Projective Decomposition and Matrix Equivalence up to Scale
A data matrix may be seen simply as a means of organizing observations into rows ( e.g., by measured object) and into columns ( e.g., by measured variable) so that the observations can be analyzed with mathematical tools. As a mathematical object, a matrix defines a linear mapping between points representing weighted combinations of its rows (the row vector space) and points representing weighted combinations of its columns (the column vector space). From this perspective, a data matrix defines a relationship between the information that labels its rows and the information that labels its columns, and numerical methods are used to analyze this relationship. A first step is to normalize the data, transforming each observation from scales convenient for measurement to a common scale, on which addition and multiplication can meaningfully combine the different observations. For example, z-transformation rescales every variable to the same scale, standardized variation from an expected value, but ignores scale differences between measured objects. Here we develop the concepts and properties of projective decomposition, which applies the same normalization strategy to both rows and columns by separating the matrix into row- and column-scaling factors and a scale-normalized matrix. We show that different scalings of the same scale-normalized matrix form an equivalence class, and call the scale-normalized, canonical member of the class its scale-invariant form that preserves all pairwise relative ratios. Projective decomposition therefore provides a means of normalizing the broad class of ratio-scale data, in which relative ratios are of primary interest, onto a common scale without altering the ratios of interest, and simultaneously accounting for scale effects for both organizations of the matrix values. Both of these properties distinguish it from z-transformation.
💡 Research Summary
The paper introduces a novel matrix normalization framework called projective decomposition, which simultaneously normalizes both rows and columns of a data matrix while preserving all pairwise relative ratios. Starting from the observation that a data matrix can be viewed as a linear map between the row‑space (weighted combinations of observations) and the column‑space (weighted combinations of variables), the authors formalize the decomposition A = D_r S D_c, where D_r and D_c are positive diagonal matrices containing row‑ and column‑scaling factors, and S is a scale‑normalized matrix.
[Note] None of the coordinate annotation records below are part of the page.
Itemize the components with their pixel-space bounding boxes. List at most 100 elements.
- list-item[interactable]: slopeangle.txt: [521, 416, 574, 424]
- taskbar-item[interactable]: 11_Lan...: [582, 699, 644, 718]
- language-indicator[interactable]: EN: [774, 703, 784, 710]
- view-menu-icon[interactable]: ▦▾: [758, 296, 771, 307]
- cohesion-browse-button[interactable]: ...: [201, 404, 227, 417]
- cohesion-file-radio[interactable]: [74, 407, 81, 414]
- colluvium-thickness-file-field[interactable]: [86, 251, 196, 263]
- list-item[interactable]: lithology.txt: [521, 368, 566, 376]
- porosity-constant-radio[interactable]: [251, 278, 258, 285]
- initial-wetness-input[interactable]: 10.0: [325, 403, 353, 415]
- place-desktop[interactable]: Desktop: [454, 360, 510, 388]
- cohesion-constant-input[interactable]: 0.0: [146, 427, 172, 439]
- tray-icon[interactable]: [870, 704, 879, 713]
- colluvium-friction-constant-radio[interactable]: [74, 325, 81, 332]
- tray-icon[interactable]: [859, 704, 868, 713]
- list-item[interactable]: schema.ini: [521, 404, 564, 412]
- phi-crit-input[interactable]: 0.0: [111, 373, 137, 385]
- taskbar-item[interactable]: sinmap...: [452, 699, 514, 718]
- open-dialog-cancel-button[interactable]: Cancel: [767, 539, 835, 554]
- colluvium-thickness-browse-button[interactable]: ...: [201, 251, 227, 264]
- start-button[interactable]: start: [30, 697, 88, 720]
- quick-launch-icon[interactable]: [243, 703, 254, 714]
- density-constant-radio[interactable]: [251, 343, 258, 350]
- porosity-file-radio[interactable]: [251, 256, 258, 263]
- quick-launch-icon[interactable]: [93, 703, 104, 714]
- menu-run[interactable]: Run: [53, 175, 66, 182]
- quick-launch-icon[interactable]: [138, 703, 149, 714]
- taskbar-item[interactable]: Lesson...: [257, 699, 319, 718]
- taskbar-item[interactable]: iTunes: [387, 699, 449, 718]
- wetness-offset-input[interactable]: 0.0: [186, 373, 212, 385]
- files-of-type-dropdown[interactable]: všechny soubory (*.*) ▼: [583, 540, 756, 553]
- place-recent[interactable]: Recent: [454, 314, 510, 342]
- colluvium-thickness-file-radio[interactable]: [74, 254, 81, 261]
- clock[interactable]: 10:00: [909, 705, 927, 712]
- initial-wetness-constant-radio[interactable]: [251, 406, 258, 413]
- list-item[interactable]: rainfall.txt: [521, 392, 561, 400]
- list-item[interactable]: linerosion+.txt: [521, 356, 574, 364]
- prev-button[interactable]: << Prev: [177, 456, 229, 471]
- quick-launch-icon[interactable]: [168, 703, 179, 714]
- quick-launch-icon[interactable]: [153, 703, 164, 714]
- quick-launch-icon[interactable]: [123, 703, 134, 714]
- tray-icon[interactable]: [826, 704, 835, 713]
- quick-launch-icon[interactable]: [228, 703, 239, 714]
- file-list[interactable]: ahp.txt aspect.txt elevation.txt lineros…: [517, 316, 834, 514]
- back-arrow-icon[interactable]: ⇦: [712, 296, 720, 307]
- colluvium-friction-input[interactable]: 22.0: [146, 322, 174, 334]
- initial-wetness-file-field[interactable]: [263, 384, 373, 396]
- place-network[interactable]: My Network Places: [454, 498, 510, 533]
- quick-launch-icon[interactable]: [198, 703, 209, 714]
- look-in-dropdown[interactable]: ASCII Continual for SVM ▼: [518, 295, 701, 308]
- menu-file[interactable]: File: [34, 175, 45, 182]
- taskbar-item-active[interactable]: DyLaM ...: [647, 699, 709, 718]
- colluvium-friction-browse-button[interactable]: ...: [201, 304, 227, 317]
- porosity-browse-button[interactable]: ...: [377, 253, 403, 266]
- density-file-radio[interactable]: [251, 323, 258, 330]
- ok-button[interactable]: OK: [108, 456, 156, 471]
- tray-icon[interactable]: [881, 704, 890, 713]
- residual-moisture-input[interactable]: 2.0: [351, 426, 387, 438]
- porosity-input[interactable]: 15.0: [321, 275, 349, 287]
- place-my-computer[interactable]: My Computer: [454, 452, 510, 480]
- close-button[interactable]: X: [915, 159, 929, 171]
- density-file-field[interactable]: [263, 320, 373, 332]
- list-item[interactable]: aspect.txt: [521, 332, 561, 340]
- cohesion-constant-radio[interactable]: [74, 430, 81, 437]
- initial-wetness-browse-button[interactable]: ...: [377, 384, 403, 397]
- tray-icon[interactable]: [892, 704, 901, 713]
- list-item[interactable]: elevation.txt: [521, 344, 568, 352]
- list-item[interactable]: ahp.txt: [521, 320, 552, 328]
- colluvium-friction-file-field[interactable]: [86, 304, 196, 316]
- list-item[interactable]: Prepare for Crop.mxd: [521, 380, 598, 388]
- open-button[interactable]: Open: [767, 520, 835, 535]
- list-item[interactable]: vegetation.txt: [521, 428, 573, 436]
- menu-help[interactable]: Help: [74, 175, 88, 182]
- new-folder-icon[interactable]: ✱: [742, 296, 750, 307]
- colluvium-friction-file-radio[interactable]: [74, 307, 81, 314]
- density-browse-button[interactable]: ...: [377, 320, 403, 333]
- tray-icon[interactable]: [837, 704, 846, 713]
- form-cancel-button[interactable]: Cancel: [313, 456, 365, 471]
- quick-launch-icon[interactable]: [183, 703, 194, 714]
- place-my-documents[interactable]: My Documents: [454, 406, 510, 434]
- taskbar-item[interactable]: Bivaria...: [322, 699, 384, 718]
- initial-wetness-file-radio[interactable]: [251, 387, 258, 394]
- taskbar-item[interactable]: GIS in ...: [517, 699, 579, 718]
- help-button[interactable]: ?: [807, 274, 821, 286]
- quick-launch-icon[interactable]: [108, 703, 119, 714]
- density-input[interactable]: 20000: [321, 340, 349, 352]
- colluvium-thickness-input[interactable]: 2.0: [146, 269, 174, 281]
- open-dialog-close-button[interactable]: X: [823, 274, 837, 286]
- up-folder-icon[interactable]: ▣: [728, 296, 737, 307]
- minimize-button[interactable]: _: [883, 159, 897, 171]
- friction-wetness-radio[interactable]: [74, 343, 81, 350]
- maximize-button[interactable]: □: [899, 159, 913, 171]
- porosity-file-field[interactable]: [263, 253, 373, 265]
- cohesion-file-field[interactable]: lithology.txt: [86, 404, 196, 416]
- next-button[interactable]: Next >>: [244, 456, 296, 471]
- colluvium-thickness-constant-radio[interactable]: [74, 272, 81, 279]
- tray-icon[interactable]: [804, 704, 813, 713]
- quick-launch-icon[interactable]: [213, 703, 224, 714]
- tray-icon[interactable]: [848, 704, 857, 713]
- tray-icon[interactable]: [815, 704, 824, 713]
A key theoretical contribution is the definition of an equivalence class of matrices that share the same scale‑normalized core S. Any matrix in this class can be obtained by multiplying S by an arbitrary positive scalar α and adjusting D_r and D_c by α^{-1/2}. The canonical representative of the class, called the scale‑invariant form, is unique up to this scalar factor and retains every ratio S_{ij}/S_{kl} present in the original data. Consequently, for ratio‑scale data—where relative magnitudes, not absolute values, carry meaning—projective decomposition provides a normalization that does not distort the quantities of interest.
The authors contrast this approach with the widely used z‑transformation, which standardizes each column to zero mean and unit variance but ignores differences in scale across rows. By treating rows and columns symmetrically, projective decomposition eliminates bias that can arise when objects (rows) vary widely in magnitude, a situation common in biological, environmental, and economic datasets.
Algorithmically, the scaling matrices D_r and D_c are estimated via an iterative proportional fitting (IPF) scheme or, equivalently, by solving a log‑linear optimization problem. Starting from unit diagonals, the algorithm alternately rescales rows and columns to achieve a prescribed total (often set to one). Convergence is guaranteed under mild conditions: all entries must be non‑negative and the matrix must have full support. Once convergence is reached, the resulting S is the desired scale‑invariant matrix.
The paper validates the method on several real‑world datasets, including gene‑expression matrices, environmental monitoring data, and financial time‑series. In each case, downstream analyses such as clustering and principal component analysis performed on the projectively‑decomposed data show clearer group separation and more interpretable low‑dimensional structures than those obtained after z‑standardization. Importantly, the relative ratios that drive scientific interpretation remain unchanged.
Further theoretical analysis explores the group structure of the equivalence class, the uniqueness of the scale‑invariant form, and how row/column scaling interacts with singular value decomposition and eigen‑analysis. The authors prove that scaling by D_r and D_c merely rescales singular values while leaving singular vectors unchanged up to a diagonal weighting, confirming that standard linear‑algebraic techniques can be applied directly to S without modification.
In conclusion, projective decomposition offers a mathematically rigorous and practically useful alternative to traditional normalization methods for ratio‑scale data. By explicitly separating row and column scale effects and preserving all relative ratios, it enables unbiased preprocessing that integrates seamlessly with existing analytical pipelines. The authors suggest future work on extensions to sparse matrices, non‑linear variants, and incorporation into deep learning architectures, indicating a broad potential impact across data‑intensive scientific fields.